Il rapporto di Pechino parlava di 1.148 miliardi di euro, ma Moody's evidenzia che non sono stati presi in considerazione i prestiti non garantiti direttamente dalle collettività locali ma da attori collaterali o da aziende legate allo stato. Essi erano stati sottoscritti per avviare i faraonici progetti infrastrutturali pubblici, visti come il rimedio alla crisi mondiale scattata nel 2008, attraverso una forma di garanzia implicita da parte di Pechino. In tutto si arriverebbe a 1.523 miliardi.

Per arrivare al traguardo senza rimanere vincolati al tetto massimo di debito fissato, gli enti locali avevano creato piattaforme giuridicamente distinte: in tutto oltre 6.500. Gli esperti spiegano che questi veicoli di finanziamento sono in realtà pericolosi, perché hanno permesso di ottenere in prestito grosse somme di denaro senza alcuna responsabilità. Negli ultimi anni questi strumenti si sono diffusi a macchia d'olio.

È vero che il livello di indebitamento della Cina è lontano da quello degli Stati Uniti e del Giappone (che ammonterebbe, secondo Moody's, al 36% del prodotto interno lordo), ma la questione è di ordine qualitativo più che di quantità. Il volume dei crediti locali che non possono essere onorati è compreso tra l'8 e il 12% del totale rispetto al precedente 5-8%: un fardello destinato a pesare sempre più sulle banche.

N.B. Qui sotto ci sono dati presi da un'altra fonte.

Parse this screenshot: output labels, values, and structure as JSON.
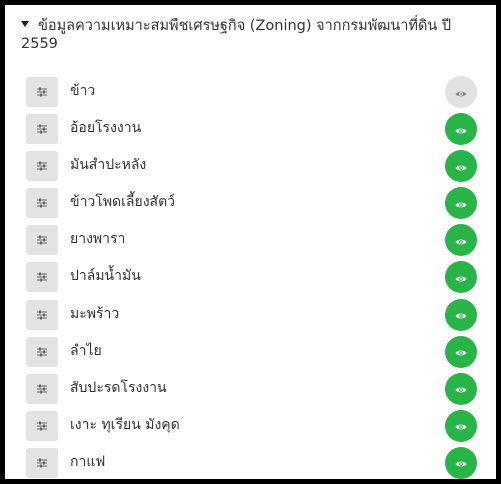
{
  "panel": {
    "title": "ข้อมูลความเหมาะสมพืชเศรษฐกิจ (Zoning) จากกรมพัฒนาที่ดิน ปี 2559",
    "colors": {
      "visible": "#28b446",
      "hidden": "#e2e2e2"
    }
  },
  "layers": [
    {
      "label": "ข้าว",
      "visible": false
    },
    {
      "label": "อ้อยโรงงาน",
      "visible": true
    },
    {
      "label": "มันสำปะหลัง",
      "visible": true
    },
    {
      "label": "ข้าวโพดเลี้ยงสัตว์",
      "visible": true
    },
    {
      "label": "ยางพารา",
      "visible": true
    },
    {
      "label": "ปาล์มน้ำมัน",
      "visible": true
    },
    {
      "label": "มะพร้าว",
      "visible": true
    },
    {
      "label": "ลำไย",
      "visible": true
    },
    {
      "label": "สับปะรดโรงงาน",
      "visible": true
    },
    {
      "label": "เงาะ ทุเรียน มังคุด",
      "visible": true
    },
    {
      "label": "กาแฟ",
      "visible": true
    }
  ]
}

Ormai si comincia a discutere delle modalità con le quali affrontare il problema. Andrew Batson, esperto della società Dragonomics, sottolinea che è ancora difficile sapere con precisione come questi debiti toccheranno gli istituti bancari: la parte di crediti dubbi è ancora sconosciuta, anche se le stime ufficiali indicano una percentuale del 20%. Ma, soprattutto, per il momento non c'è l'accordo politico sulla ripartizione dei costi tra banche e governo centrale.

Pechino ha già annunciato un'operazione di pulizia delle piattaforme di finanziamento degli enti locali. Ma, in attesa di tale provvedimento, alcune realtà rischiano di deragliare. Il settimanale economico Caixin ha riferito che la società pubblica delle Autostrade di Yunnan, una provincia meridionale del paese asiatico, ha fatto sapere ai suoi creditori che avrebbe pagato soltanto gli interessi sul suo debito di quasi 10 milioni di euro. Il rischio di default è sempre più concreto.